The increased availability of illicitly-produced fentanyl, fentanyl-compounds, and fake pills is an emerging and ongoing threat to public health and safety. In 2019, 51 opioid-related deaths were reported in Alameda County from January 1, 2019 to December 16, 2019.
Many fentanyl overdoses occur among persons who may be aware that they are using fentanyl or a related substance. However, there have been recent anecdotal reports in Alameda County of an increasing number of suspected fentanyl overdoses among persons without a history of opioid use, such as cocaine and methamphetamine users. Many persons who choose to use stimulants are unaware of the emergence of fentanyl laced compound drugs in the overall Bay Area drug supply, and the powerful potency of fentanyl. In addition, many opioid pills, which are made to look like real prescription medications, are now made by counterfeiting organizations and may contain fentanyl.

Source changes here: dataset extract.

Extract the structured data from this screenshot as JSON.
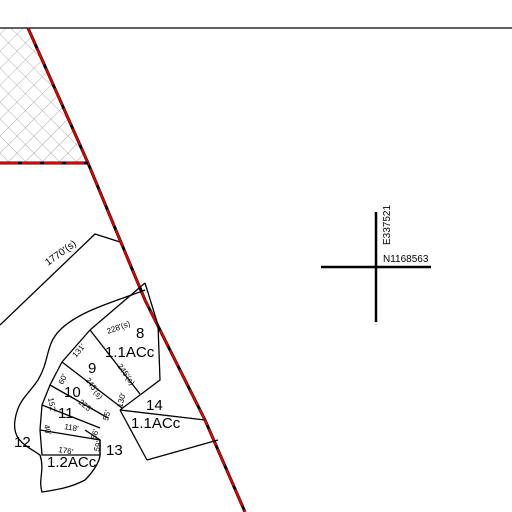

Death from fentanyl toxicity can be more rapid than from other opioids, and overdoses may require more naloxone for reversal than other opioids – prompt peer response is essential. In addition, there are concerns regarding the increase in synthetic opioid and fentanyl derivatives that may be longer-acting, and may not be detected in routine urine toxicology screens. This alert provides awareness and actions for all health care providers in Alameda County to take when presented with a suspected or confirmed opioid overdose case at their facility.